A Grécia é um caso extremo, pois fez quase tudo errado. Como não tem moeda própria, a sua margem de manobra é muito estreita. Mas a verdade é que a Europa como um todo se meteu numa tremenda enrascada. As economias de outros países desenvolvidos, inclusive os EUA, também apresentam problemas graves, mas a região mais vulnerável é claramente a Europa -a Europa desenvolvida e a Europa emergente.
A crise que começou com os excessos especulativos nos mercados financeiros desregulamentados dos EUA e da Europa transmutou-se, numa segunda fase, em crise do setor real da economia em escala mundial. Na terceira fase, a que estamos vivendo agora, ameaça converter-se em crise fiscal ou crise de dívidas soberanas nos países avançados.
A dinâmica que leva a essas situações é velha conhecida nossa aqui na América Latina. Nessa matéria, modéstia à parte, poderíamos até exportar know-how para os europeus, que há muito tempo não experimentavam uma crise regional de tal dimensão. Durante alguns anos, os mercados financeiros dão corda para os deficitários e os perdulários, desde que estes aparentem alguma respeitabilidade. Os deficit e as dívidas vão se acumulando; os credores vão faturando alegremente até que um dia a ficha cai. Ocorre um choque qualquer e o financiamento sofre uma parada abrupta.
No caso da Grécia, o choque parece ter sido produzido pela divulgação de que o governo passado vinha praticando (aliás, ao que parece, com alguma ajuda do próprio Goldman Sachs) uma gigantesca manipulação das estatísticas fiscais. O leitor se lembra do ministro Delfim Netto e de suas sete cartas de intenção ao FMI? Pois, perto do governo passado da Grécia, o ex-ministro Delfim ganha ares de coroinha!

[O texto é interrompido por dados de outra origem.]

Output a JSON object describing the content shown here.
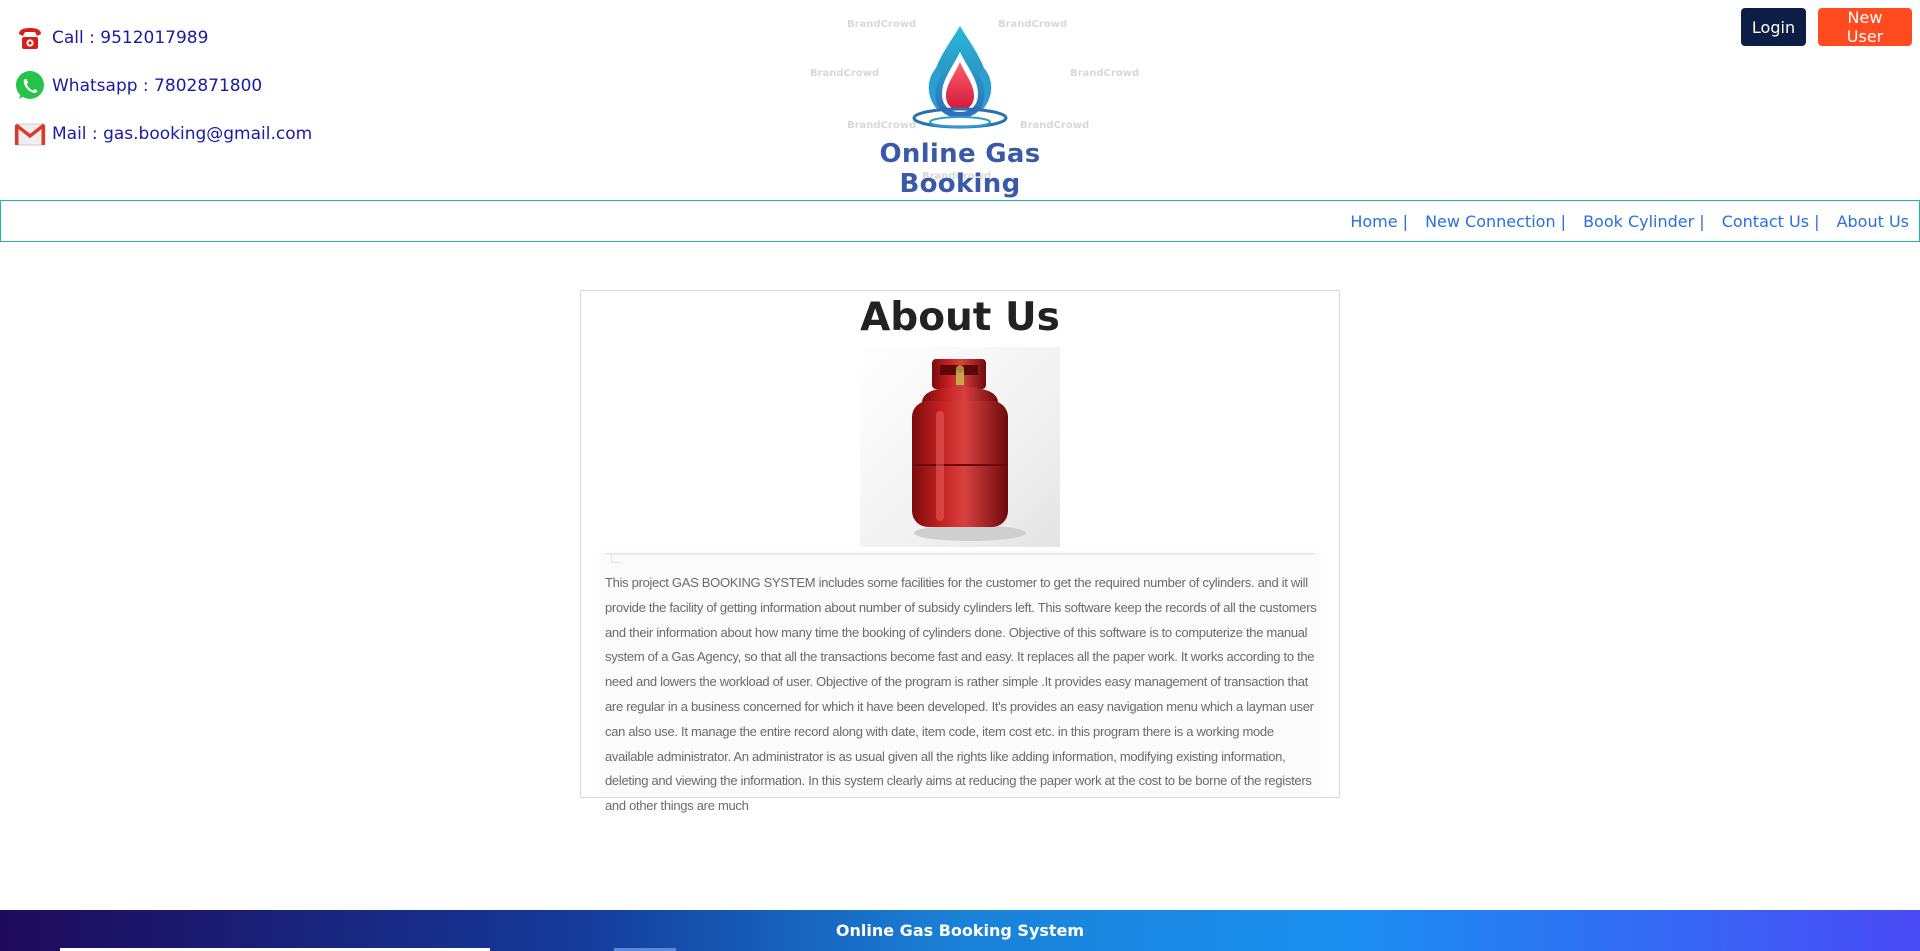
{
  "contacts": {
    "call": "Call : 9512017989",
    "whatsapp": "Whatsapp : 7802871800",
    "mail": "Mail : gas.booking@gmail.com"
  },
  "logo": {
    "title": "Online Gas Booking",
    "watermark": "BrandCrowd"
  },
  "auth": {
    "login_label": "Login",
    "new_user_label": "New User"
  },
  "nav": {
    "items": [
      {
        "label": "Home |"
      },
      {
        "label": "New Connection |"
      },
      {
        "label": "Book Cylinder |"
      },
      {
        "label": "Contact Us |"
      },
      {
        "label": "About Us"
      }
    ]
  },
  "main": {
    "title": "About Us",
    "description": "This project GAS BOOKING SYSTEM includes some facilities for the customer to get the required number of cylinders. and it will provide the facility of getting information about number of subsidy cylinders left. This software keep the records of all the customers and their information about how many time the booking of cylinders done. Objective of this software is to computerize the manual system of a Gas Agency, so that all the transactions become fast and easy. It replaces all the paper work. It works according to the need and lowers the workload of user. Objective of the program is rather simple .It provides easy management of transaction that are regular in a business concerned for which it have been developed. It's provides an easy navigation menu which a layman user can also use. It manage the entire record along with date, item code, item cost etc. in this program there is a working mode available administrator. An administrator is as usual given all the rights like adding information, modifying existing information, deleting and viewing the information. In this system clearly aims at reducing the paper work at the cost to be borne of the registers and other things are much"
  },
  "footer": {
    "text": "Online Gas Booking System"
  },
  "colors": {
    "contact_text": "#1a1aa6",
    "nav_link": "#2a6fe0",
    "nav_border": "#22b6b0",
    "login_bg": "#0c1e45",
    "new_user_bg": "#ff4b1f",
    "logo_title": "#3a5aa8",
    "cylinder_red": "#b81c1c"
  },
  "icons": {
    "call": "telephone-icon",
    "whatsapp": "whatsapp-icon",
    "mail": "mail-icon"
  }
}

O Brasil está bem. Vai até emprestar dinheiro à Grécia, via FMI. Mas temos que tomar todos os cuidados para preservar e fortalecer as nossas defesas contra o sr. Blankfein e suas hordas selvagens.


PAULO NOGUEIRA BATISTA JR. , 55, escreve às quintas-feiras nesta coluna. É diretor-executivo no FMI, onde representa um grupo de nove países (Brasil, Colômbia, Equador, Guiana, Haiti, Panamá, República Dominicana, Suriname e Trinidad e Tobago), mas expressa seus pontos de vista em caráter pessoal.